The evolution of the common TV set

The standard analog TV with a big CRT picture tube, which used to be the only type out there, still has a lot of market share. The flat screen digital TV's are coming on, it's the only type on sale at Walmart, and it offers wide screen and an number of digital goodies such as displaying the name of the program on screen to aid channel surfers. When you surf onto a commercial, (the usual case) you can see what program will come on, after the commercials.
The cable companies haven't figured out what type of TV to broadcast too. Some channels like Fox News broadcast in "Widescreen" mode, essentially the NTSC standard def format but they leave the top and bottom of the screen black. This looks poorly on a standard analog TV, but on a new digital TV you can push a button and stretch the picture both horizontally and vertically to fill the screen.
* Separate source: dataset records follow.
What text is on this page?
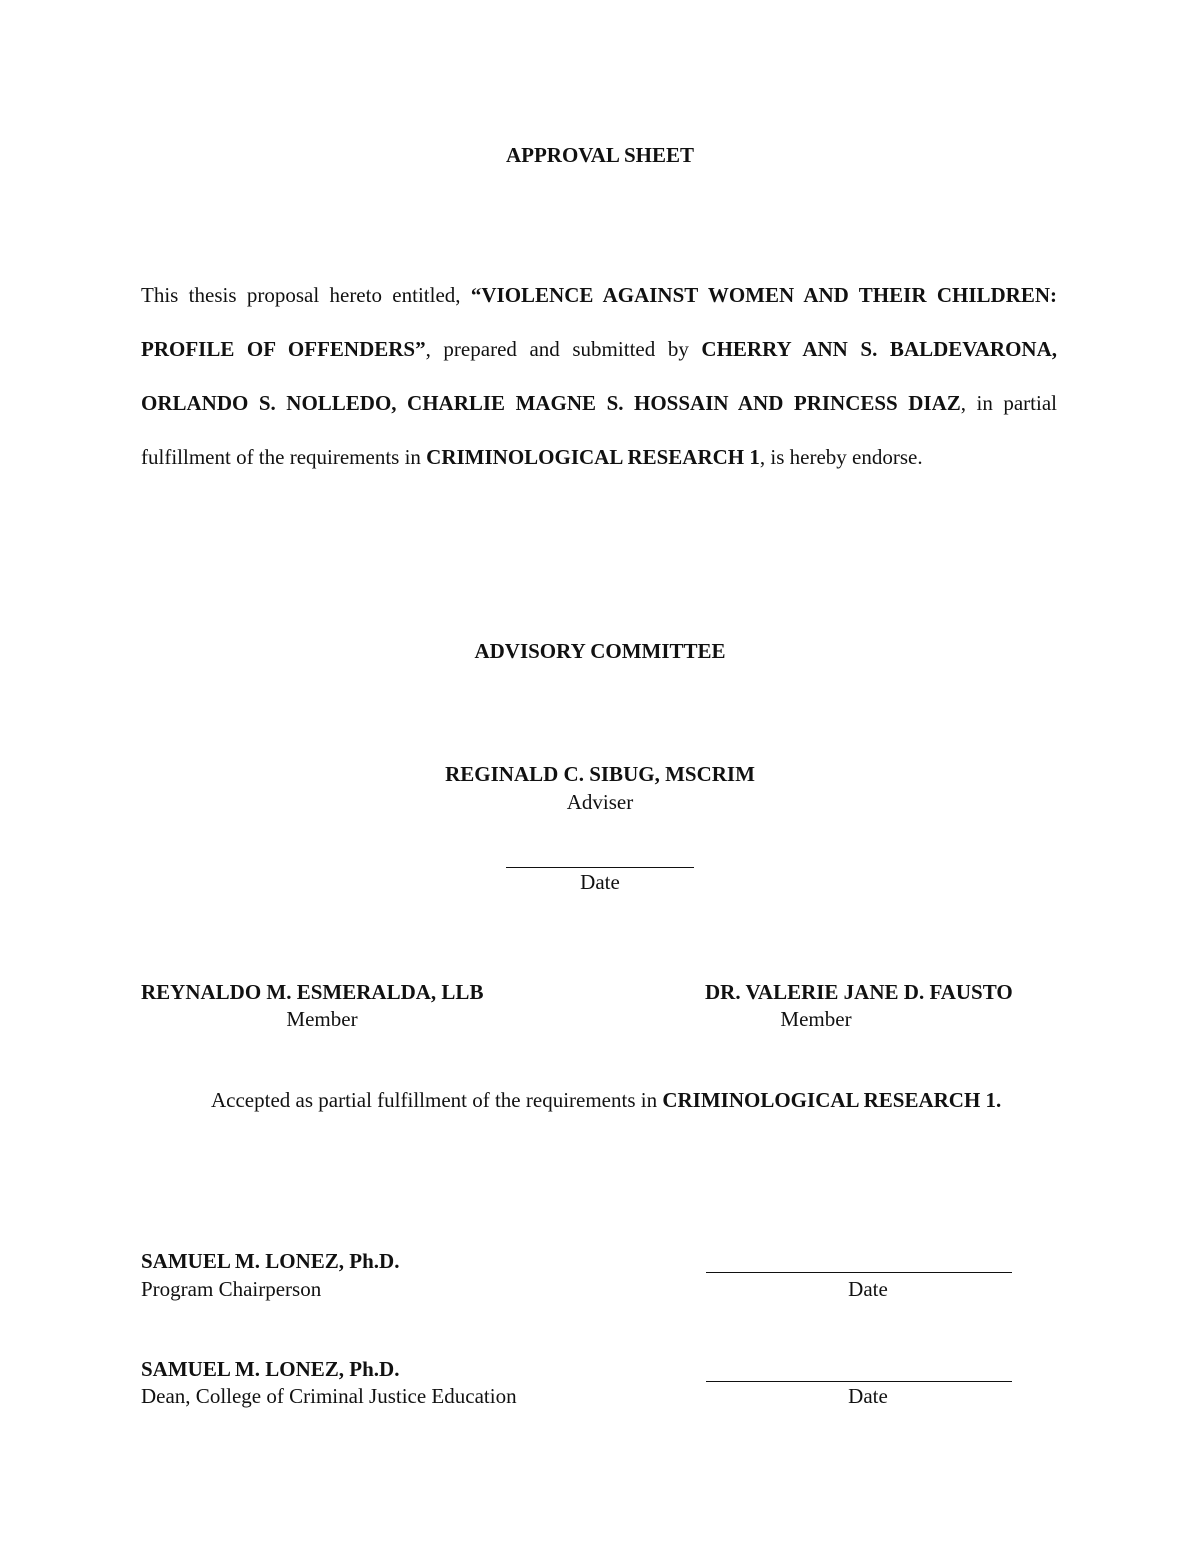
APPROVAL SHEET

This thesis proposal hereto entitled, “VIOLENCE AGAINST WOMEN AND THEIR CHILDREN: PROFILE OF OFFENDERS”, prepared and submitted by CHERRY ANN S. BALDEVARONA, ORLANDO S. NOLLEDO, CHARLIE MAGNE S. HOSSAIN AND PRINCESS DIAZ, in partial fulfillment of the requirements in CRIMINOLOGICAL RESEARCH 1, is hereby endorse.

ADVISORY COMMITTEE
REGINALD C. SIBUG, MSCRIM
Adviser
Date
REYNALDO M. ESMERALDA, LLB
Member
DR. VALERIE JANE D. FAUSTO
Member

Accepted as partial fulfillment of the requirements in CRIMINOLOGICAL RESEARCH 1.

SAMUEL M. LONEZ, Ph.D.
Program Chairperson	Date
SAMUEL M. LONEZ, Ph.D.
Dean, College of Criminal Justice Education	Date
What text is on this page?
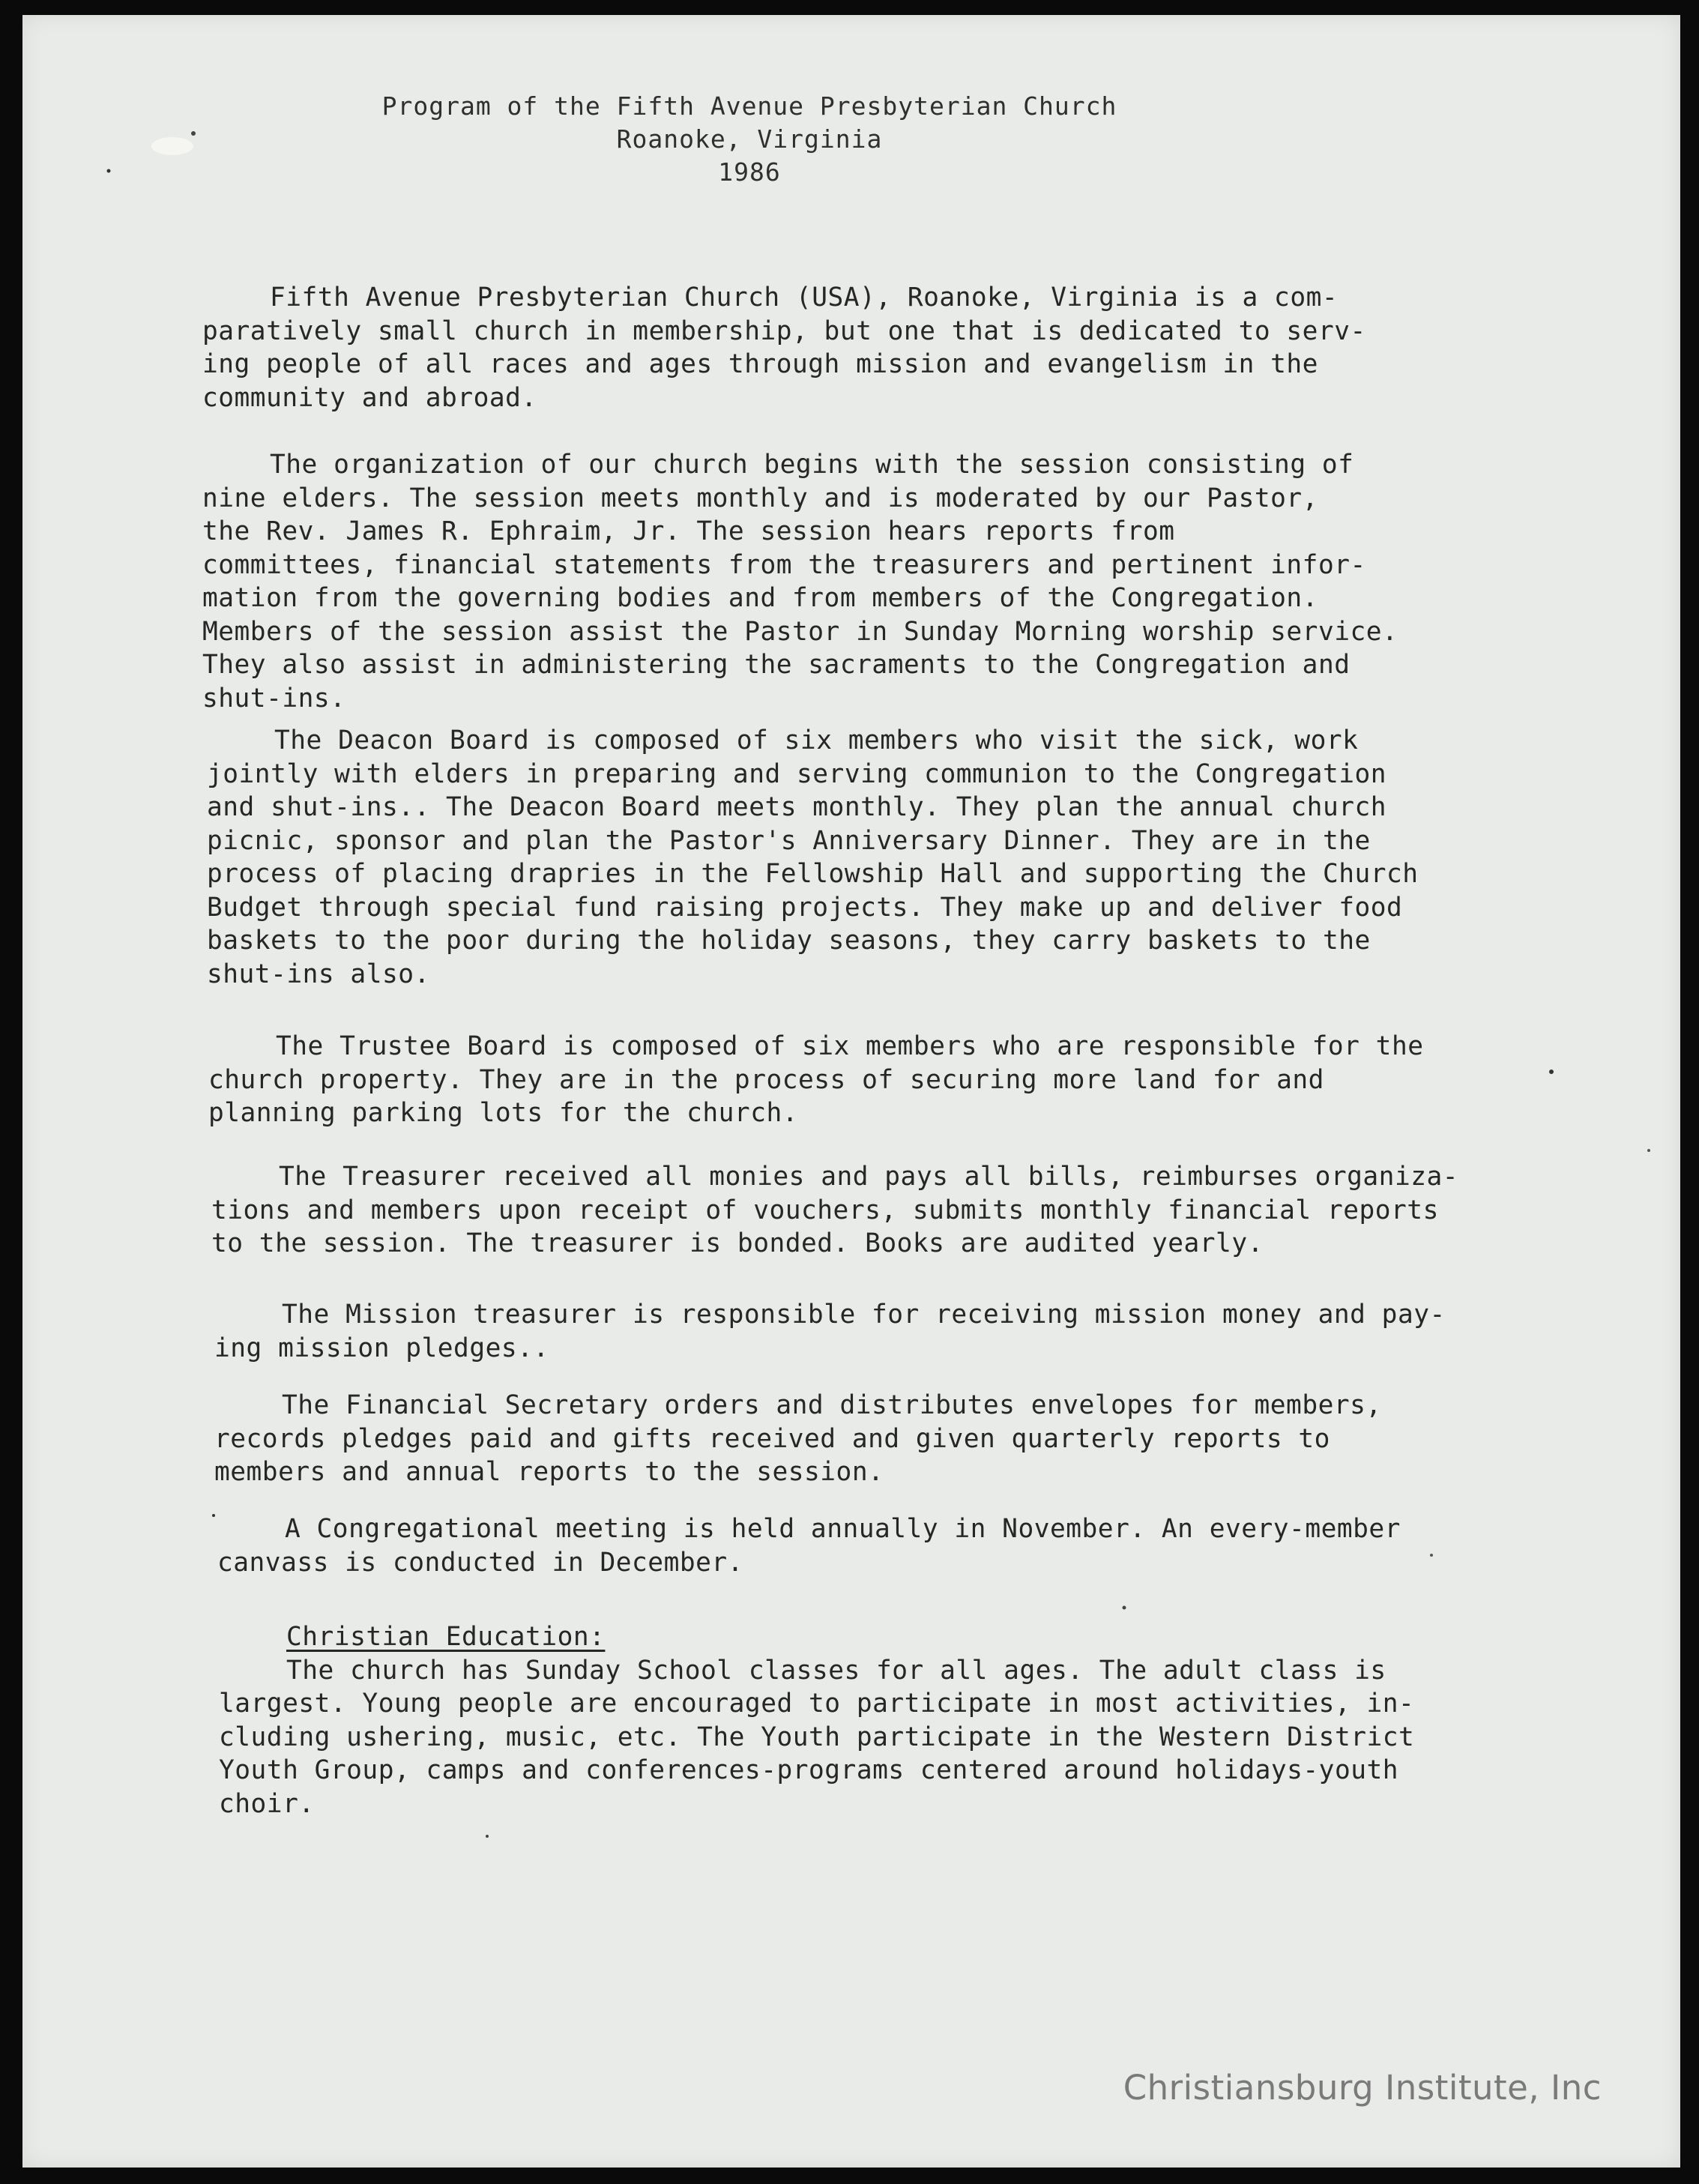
Program of the Fifth Avenue Presbyterian Church
Roanoke, Virginia
1986
Fifth Avenue Presbyterian Church (USA), Roanoke, Virginia is a com-
paratively small church in membership, but one that is dedicated to serv-
ing people of all races and ages through mission and evangelism in the
community and abroad.
The organization of our church begins with the session consisting of
nine elders. The session meets monthly and is moderated by our Pastor,
the Rev. James R. Ephraim, Jr. The session hears reports from
committees, financial statements from the treasurers and pertinent infor-
mation from the governing bodies and from members of the Congregation.
Members of the session assist the Pastor in Sunday Morning worship service.
They also assist in administering the sacraments to the Congregation and
shut-ins.
The Deacon Board is composed of six members who visit the sick, work
jointly with elders in preparing and serving communion to the Congregation
and shut-ins.. The Deacon Board meets monthly. They plan the annual church
picnic, sponsor and plan the Pastor's Anniversary Dinner. They are in the
process of placing drapries in the Fellowship Hall and supporting the Church
Budget through special fund raising projects. They make up and deliver food
baskets to the poor during the holiday seasons, they carry baskets to the
shut-ins also.
The Trustee Board is composed of six members who are responsible for the
church property. They are in the process of securing more land for and
planning parking lots for the church.
The Treasurer received all monies and pays all bills, reimburses organiza-
tions and members upon receipt of vouchers, submits monthly financial reports
to the session. The treasurer is bonded. Books are audited yearly.
The Mission treasurer is responsible for receiving mission money and pay-
ing mission pledges..
The Financial Secretary orders and distributes envelopes for members,
records pledges paid and gifts received and given quarterly reports to
members and annual reports to the session.
A Congregational meeting is held annually in November. An every-member
canvass is conducted in December.
Christian Education:
The church has Sunday School classes for all ages. The adult class is
largest. Young people are encouraged to participate in most activities, in-
cluding ushering, music, etc. The Youth participate in the Western District
Youth Group, camps and conferences-programs centered around holidays-youth
choir.
Christiansburg Institute, Inc
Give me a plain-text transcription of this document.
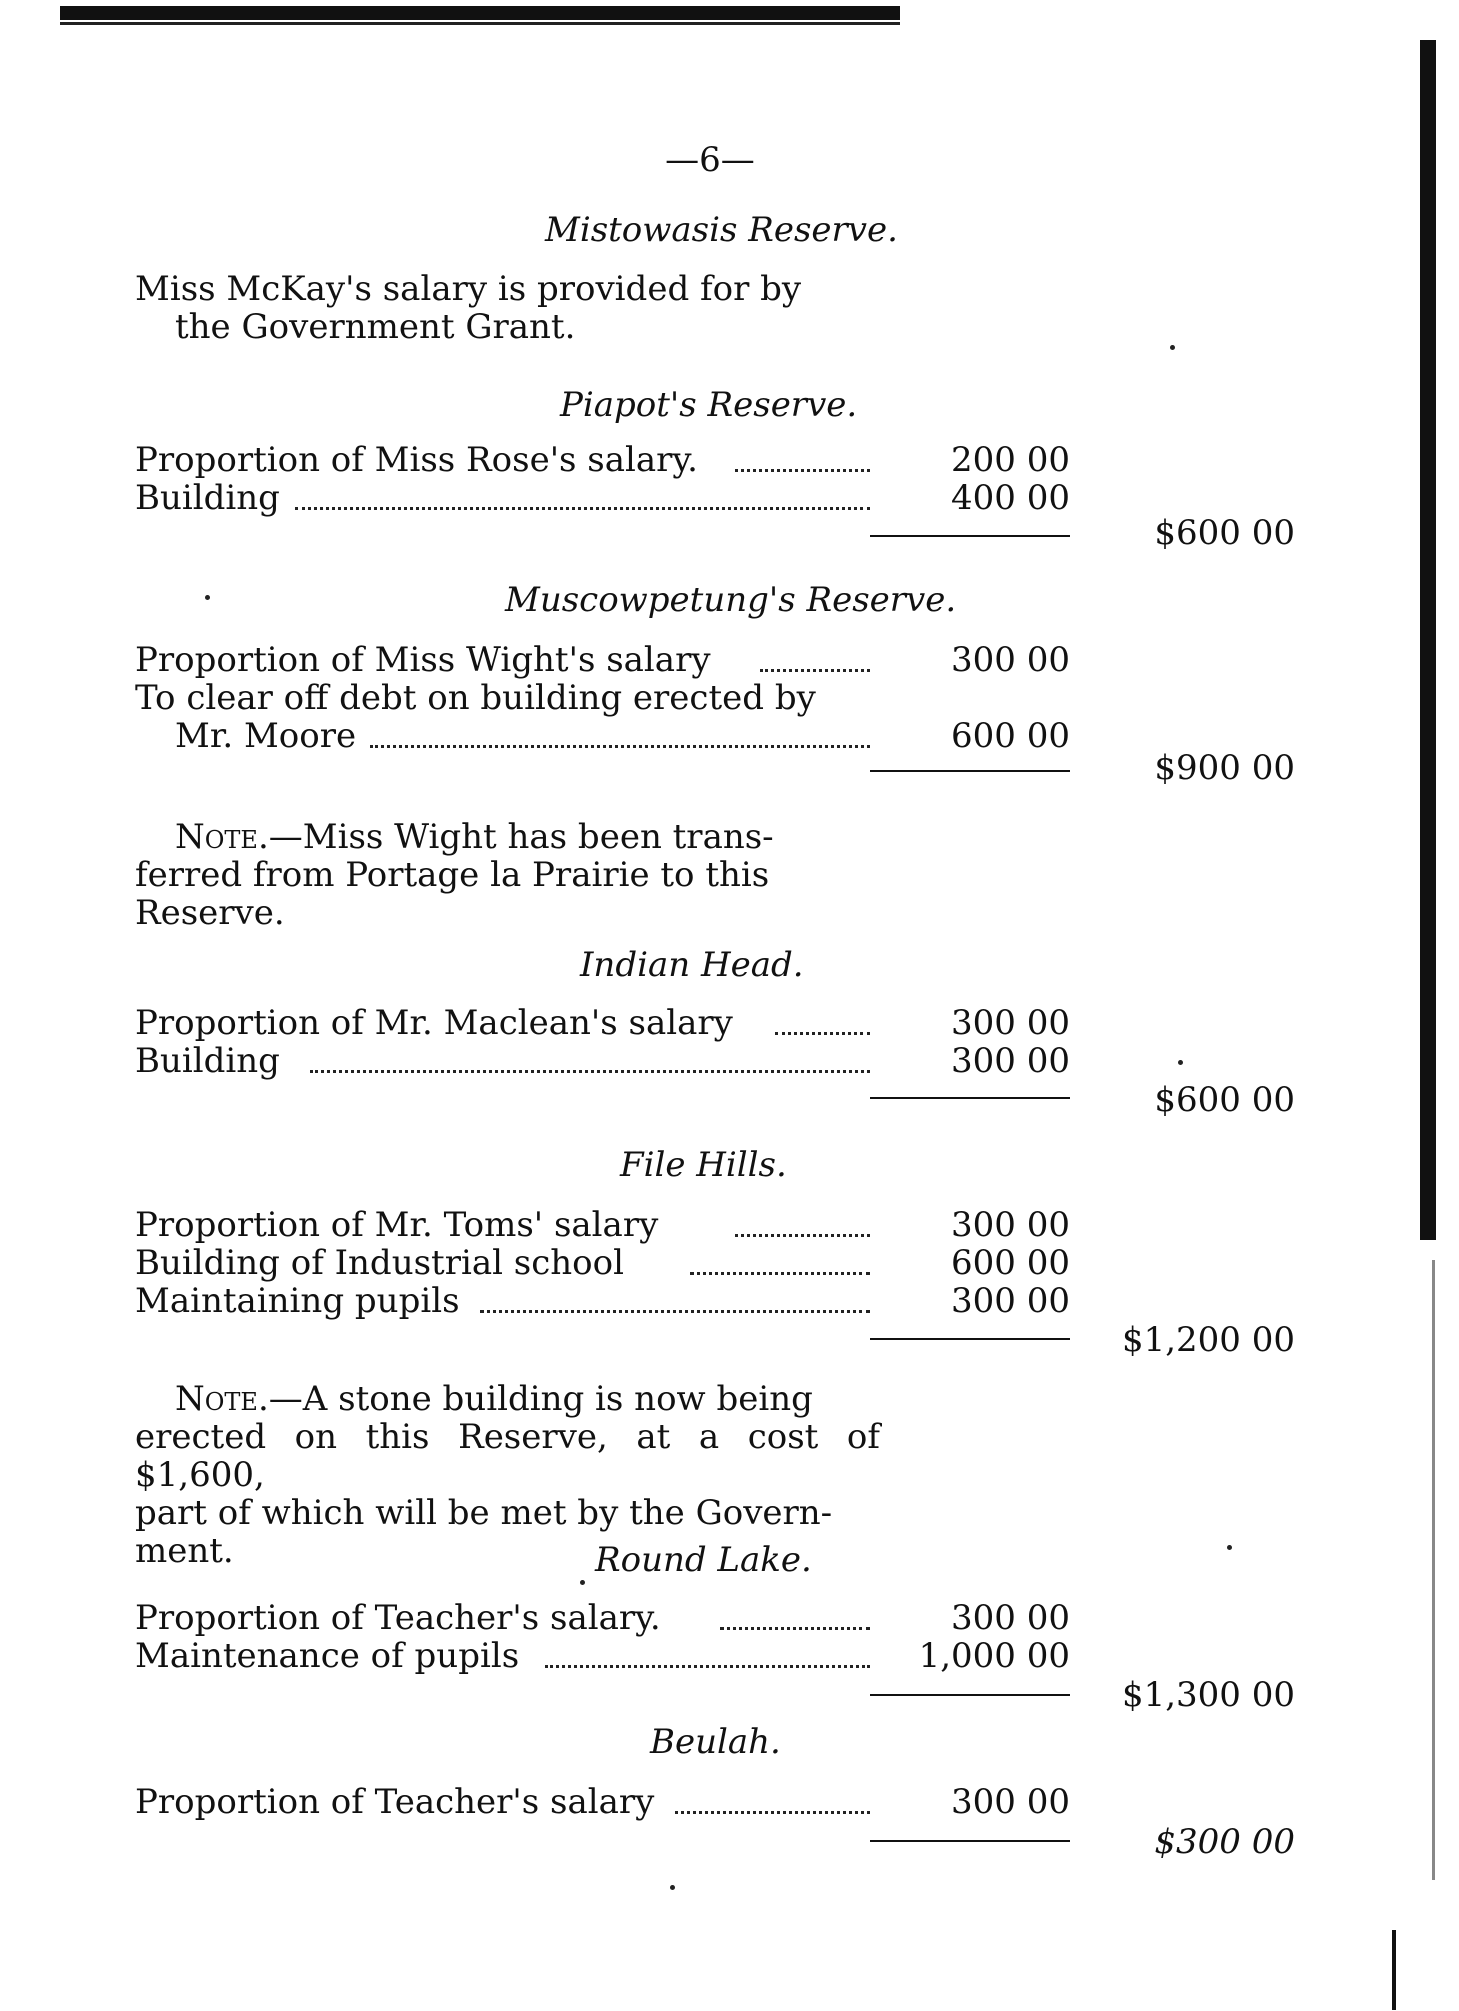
—6—
Mistowasis Reserve.
Miss McKay's salary is provided for by
the Government Grant.
Piapot's Reserve.
Proportion of Miss Rose's salary.	200 00
Building	400 00
$600 00
Muscowpetung's Reserve.
Proportion of Miss Wight's salary	300 00
To clear off debt on building erected by
Mr. Moore	600 00
$900 00
Note.—Miss Wight has been trans-
ferred from Portage la Prairie to this
Reserve.
Indian Head.
Proportion of Mr. Maclean's salary	300 00
Building	300 00
$600 00
File Hills.
Proportion of Mr. Toms' salary	300 00
Building of Industrial school	600 00
Maintaining pupils	300 00
$1,200 00
Note.—A stone building is now being
erected on this Reserve, at a cost of $1,600,
part of which will be met by the Govern-
ment.	Round Lake.
Proportion of Teacher's salary.	300 00
Maintenance of pupils	1,000 00
$1,300 00
Beulah.
Proportion of Teacher's salary	300 00
$300 00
It's a little fuzzy compared to real high def, but not bad. Clearly Fox is favoring viewers with the new widescreen TV's.
Then some channels don't bother to broadcast the program name fields. Since this helps the viewers with digital TV's and doesn't degrade the signal for analog TV's, failure to broadcast it means the suits at HQ are brain dead. The program name display is sure fire bait to attract channel surfers and raise their ratings. You would think even the most brain dead suits would catch on sooner or later.